Quick update on our progress.

Turned out the v4.3 scales use the same data format as the v3.1 scales, just with a lower resolution. The v4.3 scales are around 2,560 CPI vs the 7,680 CPI of the v3.1 scales.

The position “Jump”, as I’ve termed it, that I’m seeing is due to the nature of a recycling, fixed length binary number system. I’ll try giving a simplified explanation of why this is happening.

Think of it like a car odometer. As you drive, the odometer counts up linearly until it gets to 999,999.9 miles. At this point, traveling any further causes it to roll over back to 000,000.0 again.

A set length binary number sequence works much the same way, the only difference being if it is treated as a “Signed” or “Unsigned” integer. In this case, the 8-bit Coarse track can have a value from 0 to 255 as a unsigned integer or -128 to 127 as a signed integer.

When these scales were produced, the manufacturer used the encoded tape that recycled approximately every 50.5 inches where the sequence repeated itself over and over. They then cut the scales to the desired lengths with ~50.5” being the maximum possible length any one scale could be, although the longest scale sold that I know of was either 36” or 38”.

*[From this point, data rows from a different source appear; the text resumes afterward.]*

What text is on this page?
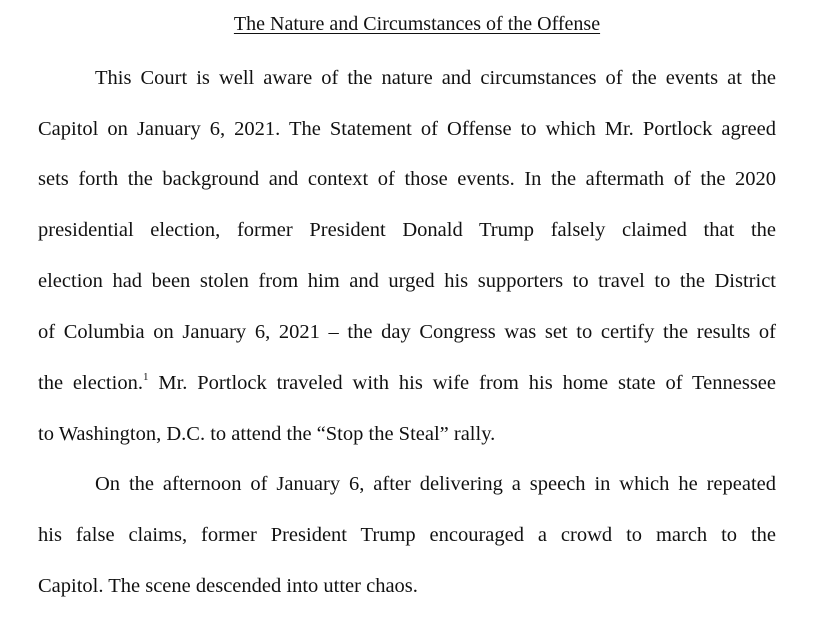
The Nature and Circumstances of the Offense
This Court is well aware of the nature and circumstances of the events at the
Capitol on January 6, 2021. The Statement of Offense to which Mr. Portlock agreed
sets forth the background and context of those events. In the aftermath of the 2020
presidential election, former President Donald Trump falsely claimed that the
election had been stolen from him and urged his supporters to travel to the District
of Columbia on January 6, 2021 – the day Congress was set to certify the results of
the election.$^1$ Mr. Portlock traveled with his wife from his home state of Tennessee
to Washington, D.C. to attend the “Stop the Steal” rally.
On the afternoon of January 6, after delivering a speech in which he repeated
his false claims, former President Trump encouraged a crowd to march to the
Capitol. The scene descended into utter chaos.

The gist of the problem lies in that if a particular scale had the tape segment on it where the Coarse track recycles from 255 back to 0, if treated as an unsigned integer, or when it cycles from +127 to -128, if treated as a signed integer. These are two different points on the scale tape since, as a signed integer, the sequence actually goes from 0 to 127 at the Coarse track mid-point where it jumps to -128 and starts counting (becoming less negative) back to zero.

For any single scale, the solution is easy. Just make it a signed or unsigned integer if needed. The problem comes about when combining multiple scale outputs together, as in the case of a 3-axis DRO. As it happens, one of my scales has the Coarse track mid-point on it and another has the Coarse track recycle point on it. So if the algorithm code treats the input as a signed integer, I see a jump on one axis and if it treats the input as an unsigned integer, I see the position jump on the other axis.

The only two possible solutions I can think of for this issue are:

1. Figure out a way to handle each axis input separately via some manually input variable to dictate if it is to be treated as a signed or unsigned integer.

2. Use multiple controller boards. One coded to use signed integers and the other coded to use unsigned integers along with possibly a third board to combine the output of the other two.

This assumes that no scale was ever cut that contained both of these transition points along its length. If one does exist, neither of these solutions will work for that scale.

Currently trying to figure out if it’s possible to do solution #1, if within the ability of a single Arduino board.

Solution #2 will work, but requires re-writing the code for each of the boards along with the added expense of needing more hardware to make the controller.